With respect to the sequence of chemotherapy and thermal ablation, no conclusions have been reached. Previous studies applied RFA followed by chemotherapy and others applied chemotherapy followed by RFA, although the former was more common.21, 22 A preclinical study recommended administration of RFA first.23 In our study, all the cases underwent MWA first. We selected the lung adenocarcinoma patients with the same stage, and used the same chemotherapeutic drugs. To eliminate the impact of mixed factors correlated with PFS and TTLP on statistical analysis, we performed the Cox regression analysis to determine the independent factors. As a result, the comparability was increased and statistical bias was decreased, making the study results more objective. Nevertheless, our study has some potential limitations. Firstly, this is a retrospective study with a small sample size, which could limit the value of the findings. Secondly, in China, the indications for treatment depend not only on the advice of doctors, but also on patients’ willingness and their economic status. We recommended that patients with primary tumors ≤ 5 cm in diameter, especially ≤ 3 cm in diameter, accepted MWA with chemotherapy. In the study, the mean tumor size in the chemotherapy group is higher than the MWA with chemotherapy group. This may cause selection bias, although no statistical difference was found between the two groups. Lastly, in the study, we did not evaluate in detail whether MWA combined with chemotherapy could improve OS of patients with stage IV NSCLC compared with chemotherapy only. Because some patients had accepted second‐line chemotherapy, radiotherapy, or targeted therapy when their tumor progressed, these different therapeutic regimens could affect the OS of the patients.

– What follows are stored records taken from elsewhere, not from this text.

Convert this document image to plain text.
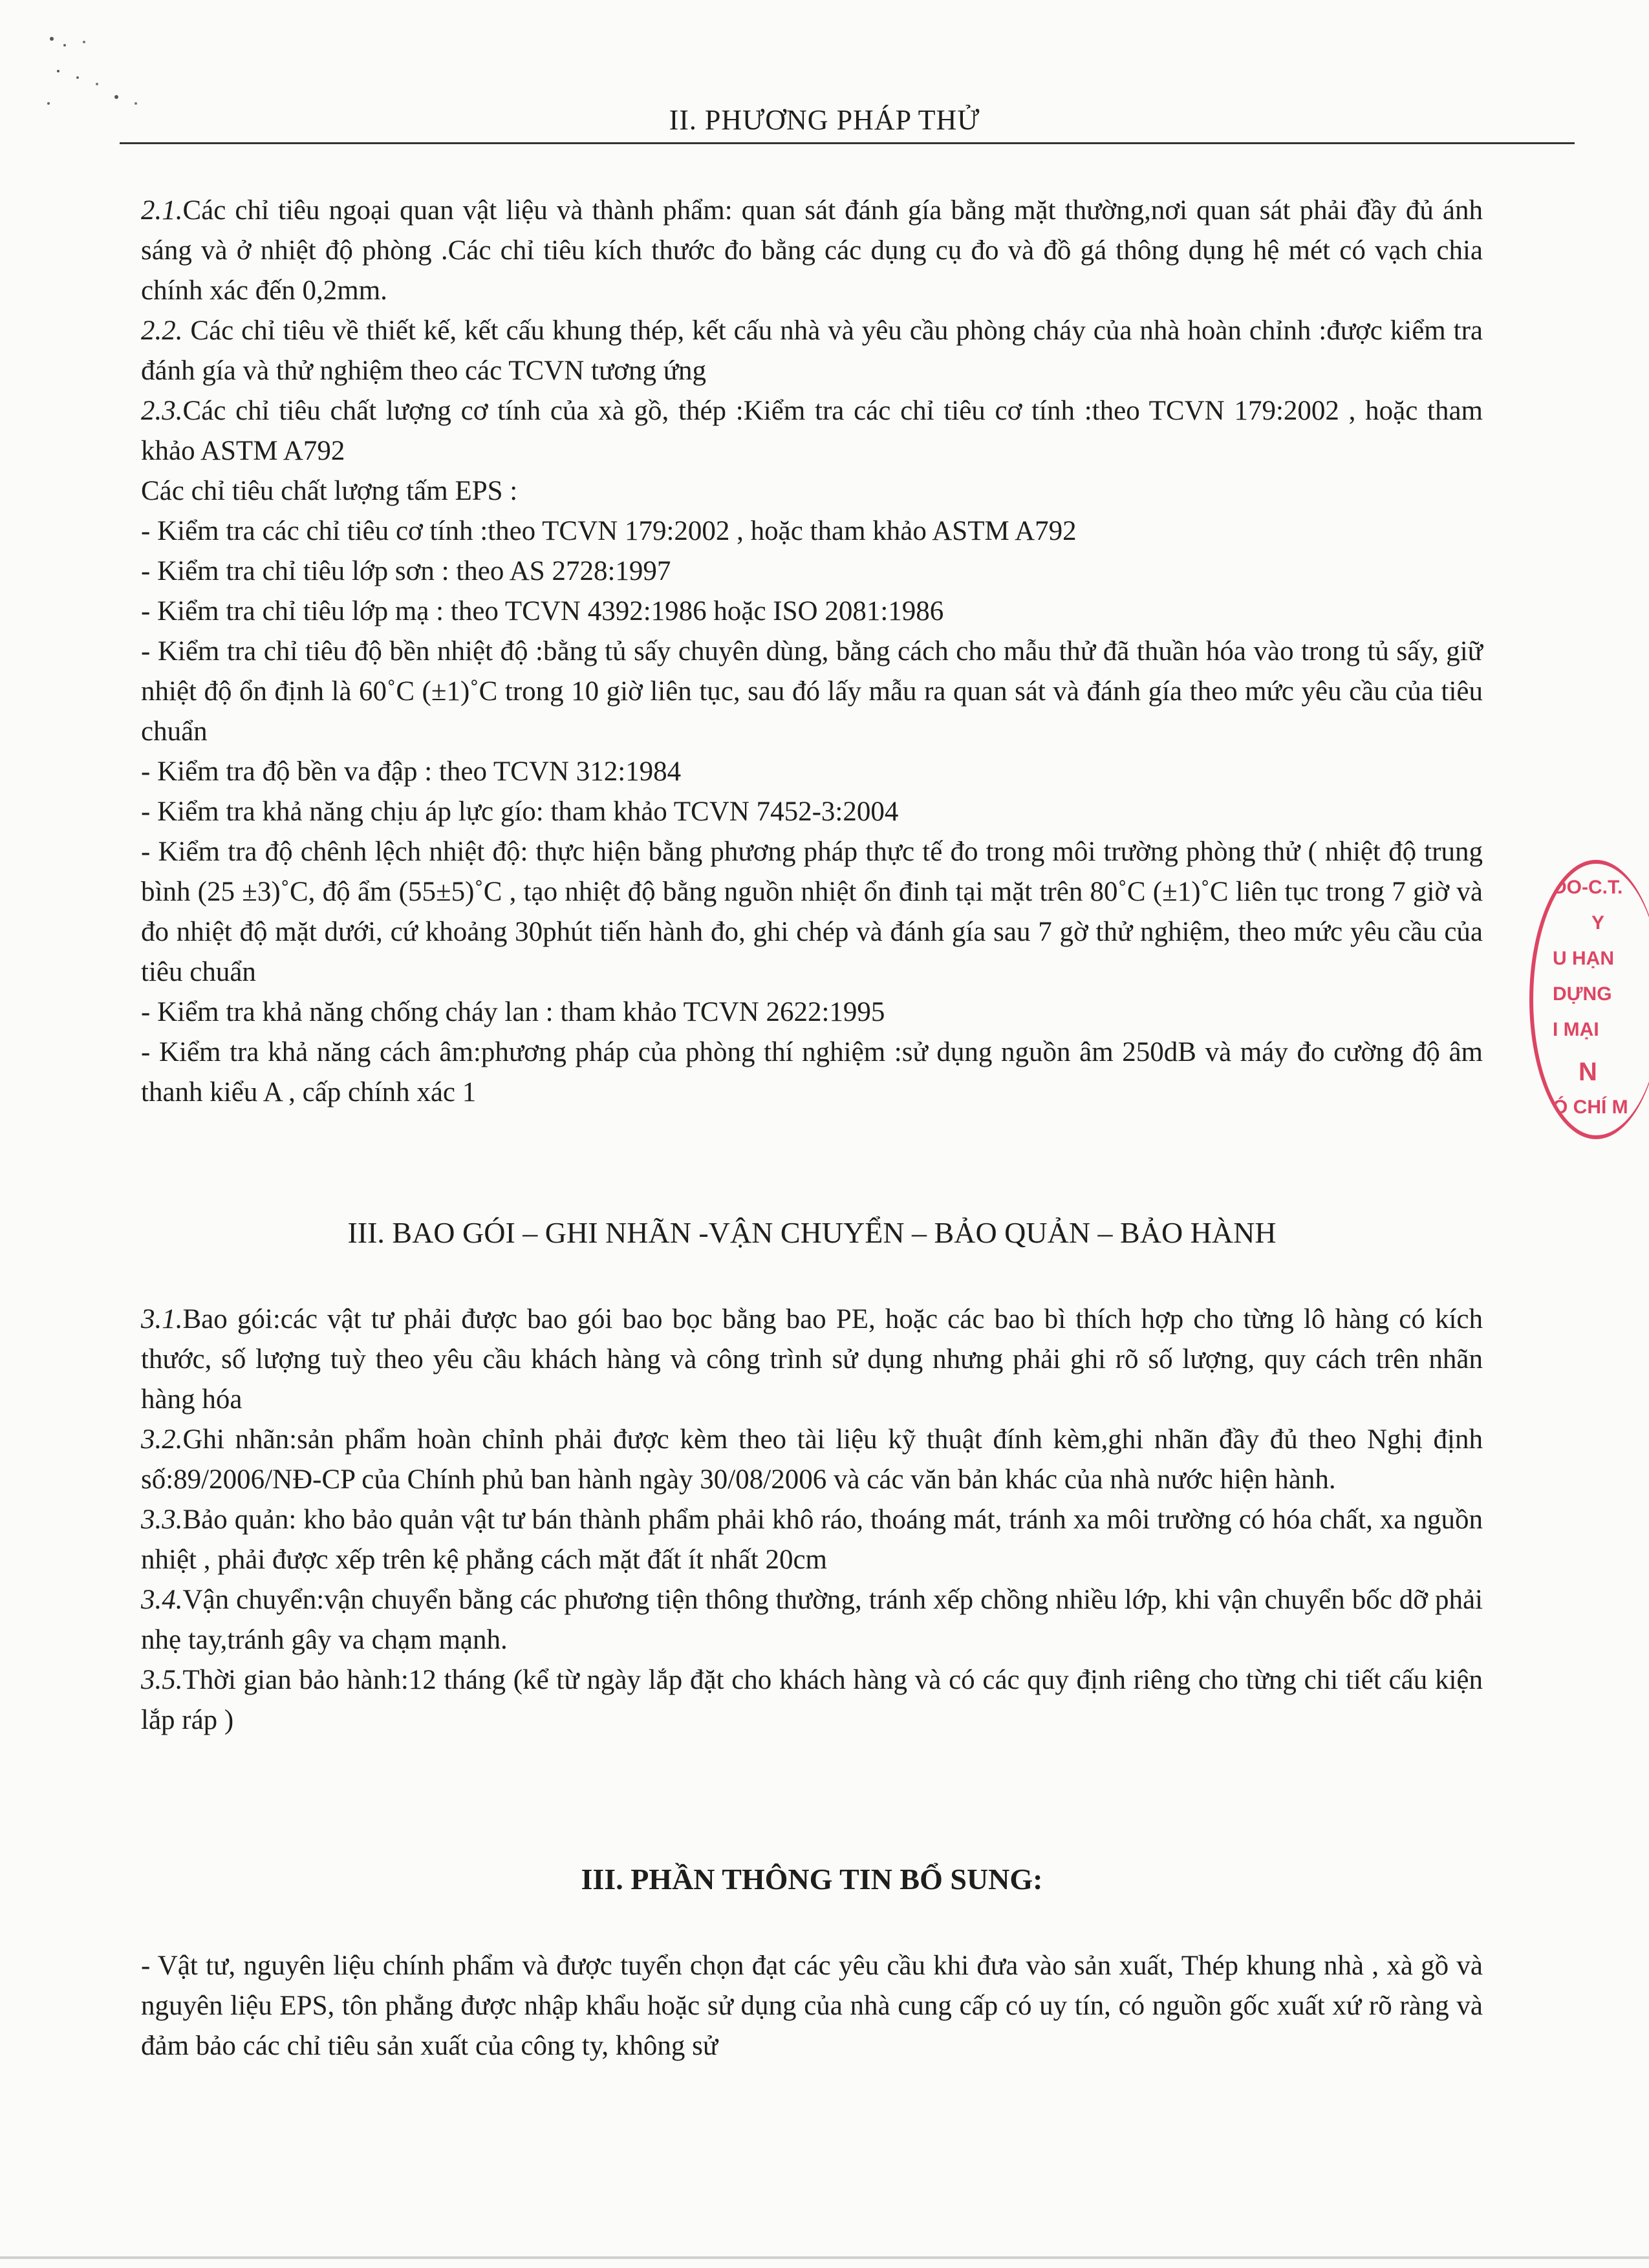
II. PHƯƠNG PHÁP THỬ

2.1.Các chỉ tiêu ngoại quan vật liệu và thành phẩm: quan sát đánh gía bằng mặt thường,nơi quan sát phải đầy đủ ánh sáng và ở nhiệt độ phòng .Các chỉ tiêu kích thước đo bằng các dụng cụ đo và đồ gá thông dụng hệ mét có vạch chia chính xác đến 0,2mm.

2.2. Các chỉ tiêu về thiết kế, kết cấu khung thép, kết cấu nhà và yêu cầu phòng cháy của nhà hoàn chỉnh :được kiểm tra đánh gía và thử nghiệm theo các TCVN tương ứng

2.3.Các chỉ tiêu chất lượng cơ tính của xà gồ, thép :Kiểm tra các chỉ tiêu cơ tính :theo TCVN 179:2002 , hoặc tham khảo ASTM A792

Các chỉ tiêu chất lượng tấm EPS :

- Kiểm tra các chỉ tiêu cơ tính :theo TCVN 179:2002 , hoặc tham khảo ASTM A792

- Kiểm tra chỉ tiêu lớp sơn : theo AS 2728:1997

- Kiểm tra chỉ tiêu lớp mạ : theo TCVN 4392:1986 hoặc ISO 2081:1986

- Kiểm tra chỉ tiêu độ bền nhiệt độ :bằng tủ sấy chuyên dùng, bằng cách cho mẫu thử đã thuần hóa vào trong tủ sấy, giữ nhiệt độ ổn định là 60˚C (±1)˚C trong 10 giờ liên tục, sau đó lấy mẫu ra quan sát và đánh gía theo mức yêu cầu của tiêu chuẩn

- Kiểm tra độ bền va đập : theo TCVN 312:1984

- Kiểm tra khả năng chịu áp lực gío: tham khảo TCVN 7452-3:2004

- Kiểm tra độ chênh lệch nhiệt độ: thực hiện bằng phương pháp thực tế đo trong môi trường phòng thử ( nhiệt độ trung bình (25 ±3)˚C, độ ẩm (55±5)˚C , tạo nhiệt độ bằng nguồn nhiệt ổn đinh tại mặt trên 80˚C (±1)˚C liên tục trong 7 giờ và đo nhiệt độ mặt dưới, cứ khoảng 30phút tiến hành đo, ghi chép và đánh gía sau 7 gờ thử nghiệm, theo mức yêu cầu của tiêu chuẩn

- Kiểm tra khả năng chống cháy lan : tham khảo TCVN 2622:1995

- Kiểm tra khả năng cách âm:phương pháp của phòng thí nghiệm :sử dụng nguồn âm 250dB và máy đo cường độ âm thanh kiểu A , cấp chính xác 1

III. BAO GÓI – GHI NHÃN -VẬN CHUYỂN – BẢO QUẢN – BẢO HÀNH

3.1.Bao gói:các vật tư phải được bao gói bao bọc bằng bao PE, hoặc các bao bì thích hợp cho từng lô hàng có kích thước, số lượng tuỳ theo yêu cầu khách hàng và công trình sử dụng nhưng phải ghi rõ số lượng, quy cách trên nhãn hàng hóa

3.2.Ghi nhãn:sản phẩm hoàn chỉnh phải được kèm theo tài liệu kỹ thuật đính kèm,ghi nhãn đầy đủ theo Nghị định số:89/2006/NĐ-CP của Chính phủ ban hành ngày 30/08/2006 và các văn bản khác của nhà nước hiện hành.

3.3.Bảo quản: kho bảo quản vật tư bán thành phẩm phải khô ráo, thoáng mát, tránh xa môi trường có hóa chất, xa nguồn nhiệt , phải được xếp trên kệ phẳng cách mặt đất ít nhất 20cm

3.4.Vận chuyển:vận chuyển bằng các phương tiện thông thường, tránh xếp chồng nhiều lớp, khi vận chuyển bốc dỡ phải nhẹ tay,tránh gây va chạm mạnh.

3.5.Thời gian bảo hành:12 tháng (kể từ ngày lắp đặt cho khách hàng và có các quy định riêng cho từng chi tiết cấu kiện lắp ráp )

III. PHẦN THÔNG TIN BỔ SUNG:

- Vật tư, nguyên liệu chính phẩm và được tuyển chọn đạt các yêu cầu khi đưa vào sản xuất, Thép khung nhà , xà gồ và nguyên liệu EPS, tôn phẳng được nhập khẩu hoặc sử dụng của nhà cung cấp có uy tín, có nguồn gốc xuất xứ rõ ràng và đảm bảo các chỉ tiêu sản xuất của công ty, không sử

DO-C.T.
Y
U HẠN
DỰNG
I MẠI
N
Ó CHÍ M
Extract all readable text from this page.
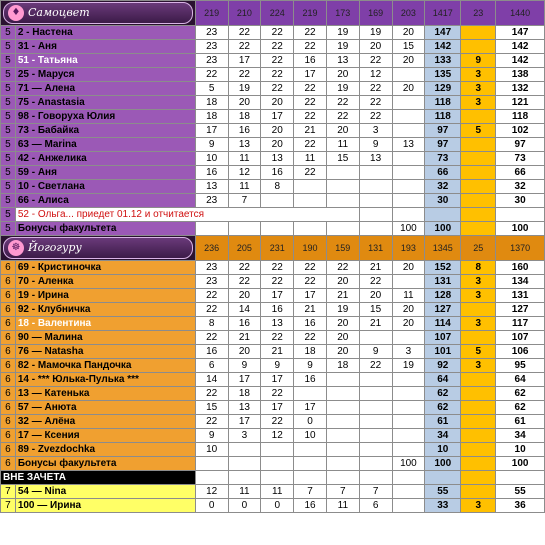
♦ Самоцвет		219	210	224	219	173	169	203	1417	23	1440
5	2 - Настена	23	22	22	22	19	19	20	147		147
5	31 - Аня	23	22	22	22	19	20	15	142		142
5	51 - Татьяна	23	17	22	16	13	22	20	133	9	142
5	25 - Маруся	22	22	22	17	20	12		135	3	138
5	71 — Алена	5	19	22	22	19	22	20	129	3	132
5	75 - Anastasia	18	20	20	22	22	22		118	3	121
5	98 - Говоруха Юлия	18	18	17	22	22	22		118		118
5	73 - Бабайка	17	16	20	21	20	3		97	5	102
5	63 — Marina	9	13	20	22	11	9	13	97		97
5	42 - Анжелика	10	11	13	11	15	13		73		73
5	59 - Аня	16	12	16	22				66		66
5	10 - Светлана	13	11	8					32		32
5	66 - Алиса	23	7						30		30
5	52 - Ольга... приедет 01.12 и отчитается										
5	Бонусы факультета							100	100		100

☸ Йогогуру		236	205	231	190	159	131	193	1345	25	1370
6	69 - Кристиночка	23	22	22	22	22	21	20	152	8	160
6	70 - Аленка	23	22	22	22	20	22		131	3	134
6	19 - Ирина	22	20	17	17	21	20	11	128	3	131
6	92 - Клубничка	22	14	16	21	19	15	20	127		127
6	18 - Валентина	8	16	13	16	20	21	20	114	3	117
6	90 — Малина	22	21	22	22	20			107		107
6	76 — Natasha	16	20	21	18	20	9	3	101	5	106
6	82 - Мамочка Пандочка	6	9	9	9	18	22	19	92	3	95
6	14 - *** Юлька-Пулька ***	14	17	17	16				64		64
6	13 — Катенька	22	18	22					62		62
6	57 — Анюта	15	13	17	17				62		62
6	32 — Алёна	22	17	22	0				61		61
6	17 — Ксения	9	3	12	10				34		34
6	89 - Zvezdochka	10							10		10
6	Бонусы факультета							100	100		100
ВНЕ ЗАЧЕТА											
7	54 — Nina	12	11	11	7	7	7		55		55
7	100 — Ирина	0	0	0	16	11	6		33	3	36
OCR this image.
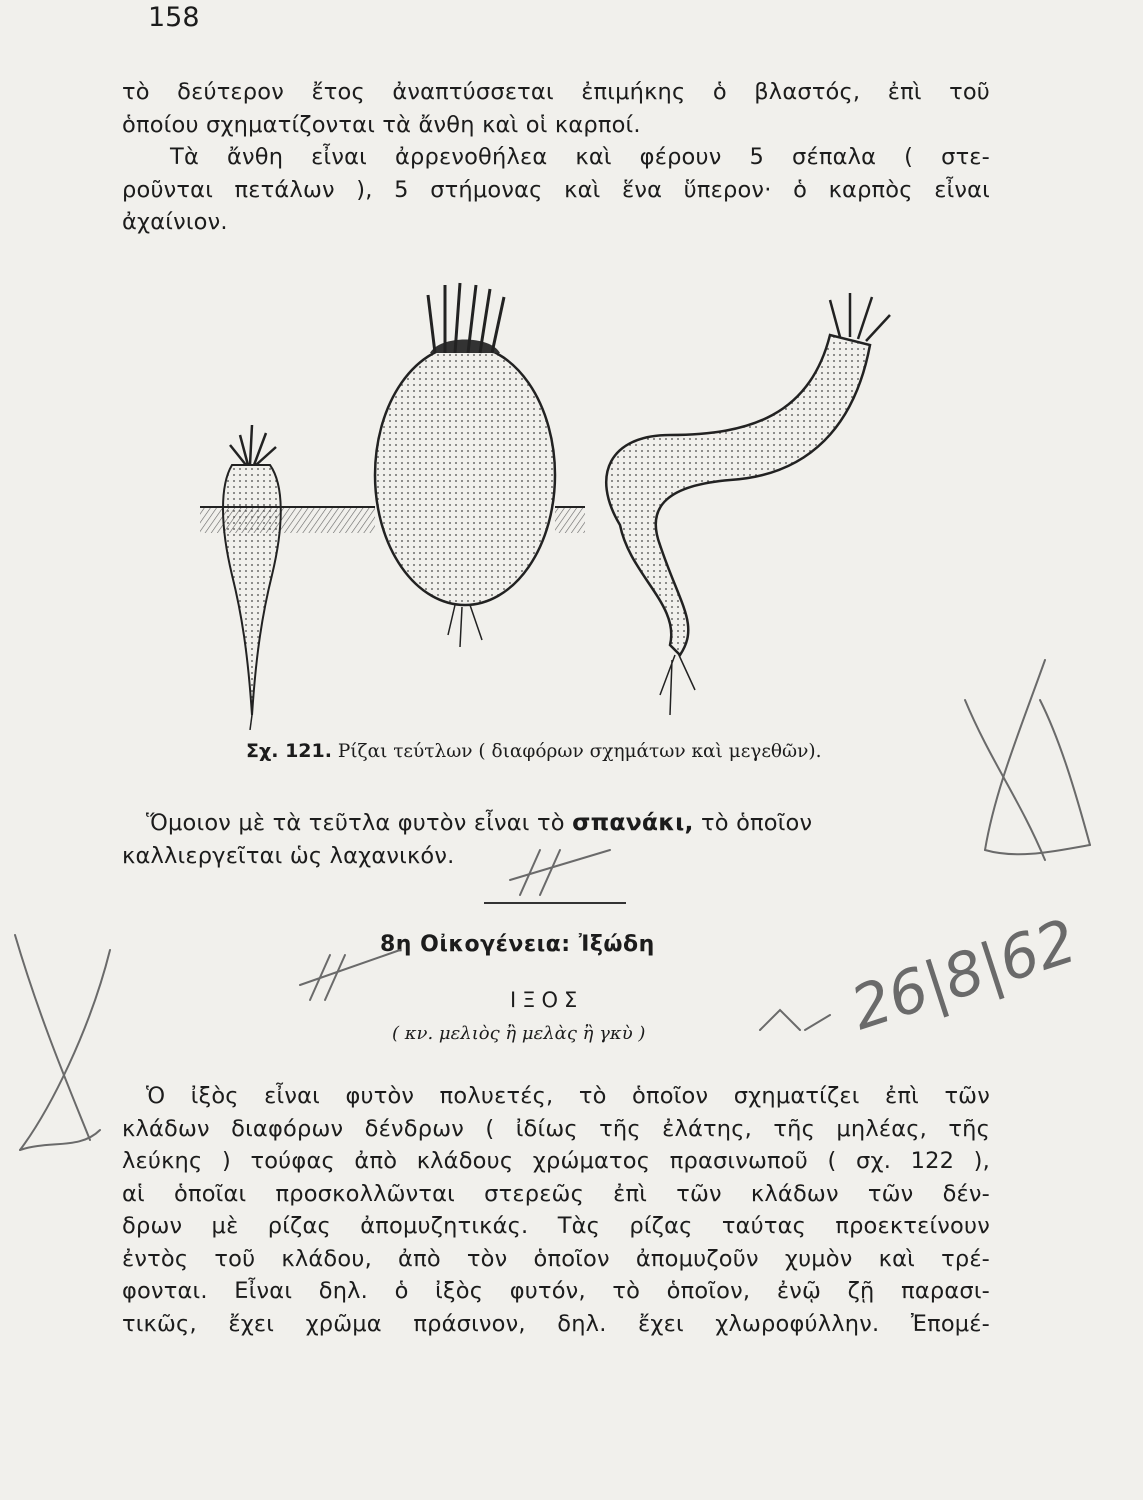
158
τὸ δεύτερον ἔτος ἀναπτύσσεται ἐπιμήκης ὁ βλαστός, ἐπὶ τοῦ
ὁποίου σχηματίζονται τὰ ἄνθη καὶ οἱ καρποί.
Τὰ ἄνθη εἶναι ἀρρενοθήλεα καὶ φέρουν 5 σέπαλα ( στε-
ροῦνται πετάλων ), 5 στήμονας καὶ ἕνα ὕπερον· ὁ καρπὸς εἶναι
ἀχαίνιον.
Σχ. 121. Ρίζαι τεύτλων ( διαφόρων σχημάτων καὶ μεγεθῶν).
Ὅμοιον μὲ τὰ τεῦτλα φυτὸν εἶναι τὸ σπανάκι, τὸ ὁποῖον
καλλιεργεῖται ὡς λαχανικόν.
8η Οἰκογένεια: Ἰξώδη
ΙΞΟΣ
( κν. μελιὸς ἢ μελὰς ἢ γκὺ )
Ὁ ἰξὸς εἶναι φυτὸν πολυετές, τὸ ὁποῖον σχηματίζει ἐπὶ τῶν
κλάδων διαφόρων δένδρων ( ἰδίως τῆς ἐλάτης, τῆς μηλέας, τῆς
λεύκης ) τούφας ἀπὸ κλάδους χρώματος πρασινωποῦ ( σχ. 122 ),
αἱ ὁποῖαι προσκολλῶνται στερεῶς ἐπὶ τῶν κλάδων τῶν δέν-
δρων μὲ ρίζας ἀπομυζητικάς. Τὰς ρίζας ταύτας προεκτείνουν
ἐντὸς τοῦ κλάδου, ἀπὸ τὸν ὁποῖον ἀπομυζοῦν χυμὸν καὶ τρέ-
φονται. Εἶναι δηλ. ὁ ἰξὸς φυτόν, τὸ ὁποῖον, ἐνῷ ζῇ παρασι-
τικῶς, ἔχει χρῶμα πράσινον, δηλ. ἔχει χλωροφύλλην. Ἐπομέ-
26|8|62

In conclusion, MWA, as a topical treatment method, was able to improve both the PFS and TTLP of patients with stage IV lung adenocarcinoma when combined with chemotherapy. Our study suggests that MWA is an effective procedure for advanced lung adenocarcinoma. A randomized‐controlled prospective study with a larger sample size will be considered in further investigations.

Disclosure

The authors report no conflicts of interest in this work.